After two more laps, they cross the line. Speeds of 30-32 knots are now commonplace here. The finish was Adam, Ravi then Matt.
The Classics had a slight delay in their first start, after their top mark needed resetting, but again got off cleanly. The Classics, favoured by ‘the gentlemen of a certain age’ are great fun to sail and tend to be more tactical. By no means slow, they are still the Worlds fastest single handed non foiling cat.
Scotty Anderson, the current World Champ, was the overnight leader and won the first race. But he was closely followed by Bruce Woodward and Andrew Landenberger in short order. This fleet is going to be closely fought.
Race two, was similar to the first, although there was a drop in wind for the first half, causing holes to open up in both fleets. Adam, Ravi and Stevie weas the Open order, meanwhile on the Classics, Scotty was done by his old nemesis Landy who had found his form again beating him into second, with Chris Cairns snapping up third.
Race three was more animated. The wind was back up again. The Foilers were started, but this time Ravi seemed to have been the only one to have spotted a significant windshift at the gun, and just rocketed off at a pace that took the rest by surprise, leaving them all chasing like a pack of hounds after the fox. He then tacked across, possibly earlier than he should have done, but his separation was such that it made little difference.

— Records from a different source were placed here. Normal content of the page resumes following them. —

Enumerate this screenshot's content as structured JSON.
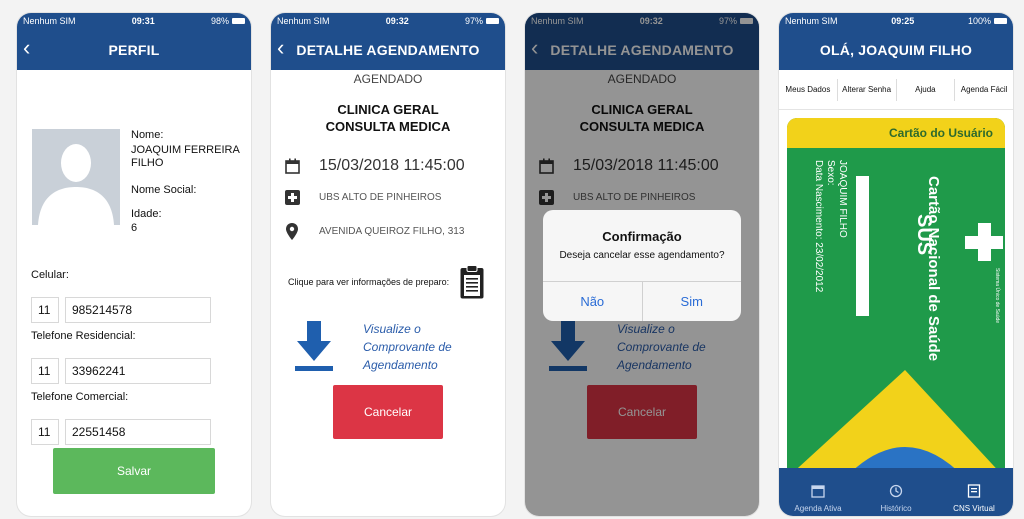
{
  "status_bars": [
    {
      "carrier": "Nenhum SIM",
      "time": "09:31",
      "battery": "98%"
    },
    {
      "carrier": "Nenhum SIM",
      "time": "09:32",
      "battery": "97%"
    },
    {
      "carrier": "Nenhum SIM",
      "time": "09:32",
      "battery": "97%"
    },
    {
      "carrier": "Nenhum SIM",
      "time": "09:25",
      "battery": "100%"
    }
  ],
  "profile": {
    "title": "PERFIL",
    "nome_label": "Nome:",
    "nome_value": "JOAQUIM FERREIRA FILHO",
    "nome_social_label": "Nome Social:",
    "idade_label": "Idade:",
    "idade_value": "6",
    "celular_label": "Celular:",
    "celular_ddd": "11",
    "celular_num": "985214578",
    "residencial_label": "Telefone Residencial:",
    "residencial_ddd": "11",
    "residencial_num": "33962241",
    "comercial_label": "Telefone Comercial:",
    "comercial_ddd": "11",
    "comercial_num": "22551458",
    "save_label": "Salvar"
  },
  "detail": {
    "title": "DETALHE AGENDAMENTO",
    "status": "AGENDADO",
    "clinic_line1": "CLINICA GERAL",
    "clinic_line2": "CONSULTA MEDICA",
    "datetime": "15/03/2018 11:45:00",
    "unit": "UBS ALTO DE PINHEIROS",
    "address": "AVENIDA QUEIROZ FILHO, 313",
    "prep_text": "Clique para ver informações de preparo:",
    "viz_line1": "Visualize o",
    "viz_line2": "Comprovante de",
    "viz_line3": "Agendamento",
    "cancel_label": "Cancelar"
  },
  "dialog": {
    "title": "Confirmação",
    "message": "Deseja cancelar esse agendamento?",
    "no_label": "Não",
    "yes_label": "Sim"
  },
  "home": {
    "title": "OLÁ, JOAQUIM FILHO",
    "tabs": [
      "Meus Dados",
      "Alterar Senha",
      "Ajuda",
      "Agenda Fácil"
    ],
    "card": {
      "header": "Cartão do Usuário",
      "sus": "SUS",
      "card_name": "Cartão Nacional de Saúde",
      "holder": "JOAQUIM FILHO",
      "sexo": "Sexo:",
      "nascimento": "Data Nascimento: 23/02/2012",
      "sistema": "Sistema Único de Saúde"
    },
    "bottom_nav": [
      "Agenda Ativa",
      "Histórico",
      "CNS Virtual"
    ]
  },
  "colors": {
    "primary": "#1f4e8c",
    "save": "#5cb85c",
    "cancel": "#dc3545",
    "card_green": "#1f9a4a",
    "card_yellow": "#f2d21a"
  }
}
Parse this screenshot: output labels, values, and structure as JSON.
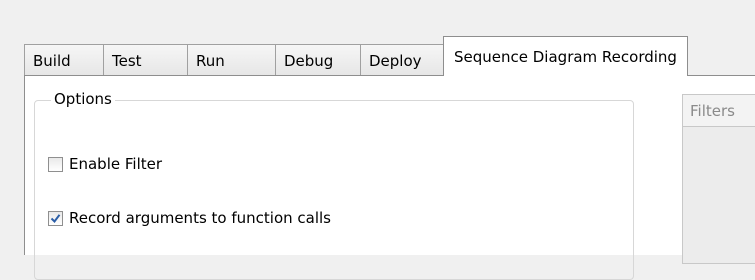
{
  "tabs": [
    {
      "label": "Build",
      "active": false
    },
    {
      "label": "Test",
      "active": false
    },
    {
      "label": "Run",
      "active": false
    },
    {
      "label": "Debug",
      "active": false
    },
    {
      "label": "Deploy",
      "active": false
    },
    {
      "label": "Sequence Diagram Recording",
      "active": true
    }
  ],
  "options": {
    "title": "Options",
    "enable_filter": {
      "label": "Enable Filter",
      "checked": false
    },
    "record_arguments": {
      "label": "Record arguments to function calls",
      "checked": true
    }
  },
  "filters": {
    "label": "Filters"
  },
  "colors": {
    "tab_border": "#a0a0a0",
    "panel_background": "#ffffff",
    "group_border": "#d7d7d7",
    "filters_text": "#8a8a8a",
    "check_mark": "#2b5ea7"
  }
}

At the bottom, he led nicely, but Adam had found the afterburner gate and was closing him down. But Ravi kept ahead, made no errors and crossed the line after a last-minute tack for it, winning by about 30m. Third was Matt who sailed another faultless race.

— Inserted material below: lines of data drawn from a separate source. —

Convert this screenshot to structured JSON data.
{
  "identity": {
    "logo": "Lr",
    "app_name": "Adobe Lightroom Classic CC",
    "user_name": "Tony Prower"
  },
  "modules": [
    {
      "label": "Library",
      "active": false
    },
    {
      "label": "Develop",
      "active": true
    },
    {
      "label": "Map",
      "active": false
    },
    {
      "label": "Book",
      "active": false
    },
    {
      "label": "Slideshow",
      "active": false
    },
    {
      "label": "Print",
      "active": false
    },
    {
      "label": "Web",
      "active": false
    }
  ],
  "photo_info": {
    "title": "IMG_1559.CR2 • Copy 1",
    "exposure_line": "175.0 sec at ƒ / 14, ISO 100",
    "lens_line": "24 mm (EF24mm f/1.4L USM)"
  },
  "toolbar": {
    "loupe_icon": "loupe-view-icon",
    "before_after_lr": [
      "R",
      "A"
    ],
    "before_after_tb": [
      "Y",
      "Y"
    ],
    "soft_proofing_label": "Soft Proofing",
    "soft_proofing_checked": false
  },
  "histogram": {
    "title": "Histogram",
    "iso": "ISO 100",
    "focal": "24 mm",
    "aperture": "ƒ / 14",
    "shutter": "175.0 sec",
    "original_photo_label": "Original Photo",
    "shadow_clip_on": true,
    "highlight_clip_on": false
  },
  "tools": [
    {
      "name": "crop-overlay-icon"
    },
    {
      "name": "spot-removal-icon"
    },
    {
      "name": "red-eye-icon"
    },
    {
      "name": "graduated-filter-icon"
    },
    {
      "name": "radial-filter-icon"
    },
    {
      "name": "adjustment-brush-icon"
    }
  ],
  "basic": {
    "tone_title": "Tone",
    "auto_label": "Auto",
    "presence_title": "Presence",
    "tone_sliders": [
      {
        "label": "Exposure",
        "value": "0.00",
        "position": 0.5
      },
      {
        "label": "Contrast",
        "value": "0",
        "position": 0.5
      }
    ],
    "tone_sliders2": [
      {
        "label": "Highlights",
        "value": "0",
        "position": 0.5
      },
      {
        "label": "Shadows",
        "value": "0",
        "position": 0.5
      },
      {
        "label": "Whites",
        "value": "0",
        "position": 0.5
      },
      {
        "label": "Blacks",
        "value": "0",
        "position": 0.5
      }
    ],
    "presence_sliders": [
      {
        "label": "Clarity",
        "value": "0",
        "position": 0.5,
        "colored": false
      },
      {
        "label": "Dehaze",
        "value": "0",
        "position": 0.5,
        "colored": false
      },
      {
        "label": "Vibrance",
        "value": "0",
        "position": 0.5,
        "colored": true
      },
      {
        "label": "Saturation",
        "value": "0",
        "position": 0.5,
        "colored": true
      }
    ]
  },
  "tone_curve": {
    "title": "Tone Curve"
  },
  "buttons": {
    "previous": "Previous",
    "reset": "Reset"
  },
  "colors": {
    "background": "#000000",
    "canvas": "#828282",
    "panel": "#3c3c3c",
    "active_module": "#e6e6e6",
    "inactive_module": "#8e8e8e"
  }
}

The Classics last race was a good tactical affair again. Nip and tuck, tacking on shifts etc. And coming down to the finish line, it was Matt Johnson at the line. Matt has had a consistent regatta so far, featuring a bad race, then a good race etc. This was on his good race cycle as he just pipped Landy at the line. It was then that the day’s crown-pleaser finale happened.
David MacKenzie was battling with Scotty for the final podium position. As they reached the committee boat, Scotty did what 100 m sprinters do, and lunged for the line, in this case he did a sudden violent bearaway as he crossed the bows of the committee boat. At this point, he became detached from the boat as inertia won out over friction. He shot off the tramp, still attached to the trapeze, but with such force that he pulled the boat over to windward. There was a brief tussle as the windtried to push the mast back vertical, but by now the boat was travelling down the side of the hapless old vintage committee boat at a 45 degree angle of heel to windward, before finally deciding to flop over. Scotty was still involved and, in the water, fixed to the boat, drifting down the side, and valiantly trying to argue that he had finished. However, the PRO pointed out that the finish line was infact at the stern of the vessel, and he was still yet to finish. The World Champion accepted this, and after righting his boat, did his penalty turn and salvaged a valuable point. So we must all now not mention this again, move on please. Just look at the photo sequences, nod wisely and learn from his tragic, all too human error.
In the end, the classic fleet finished Bruce, leading Scotty, and then Chris. Game on again tomorrow afternoon, but with possibly a little less wind.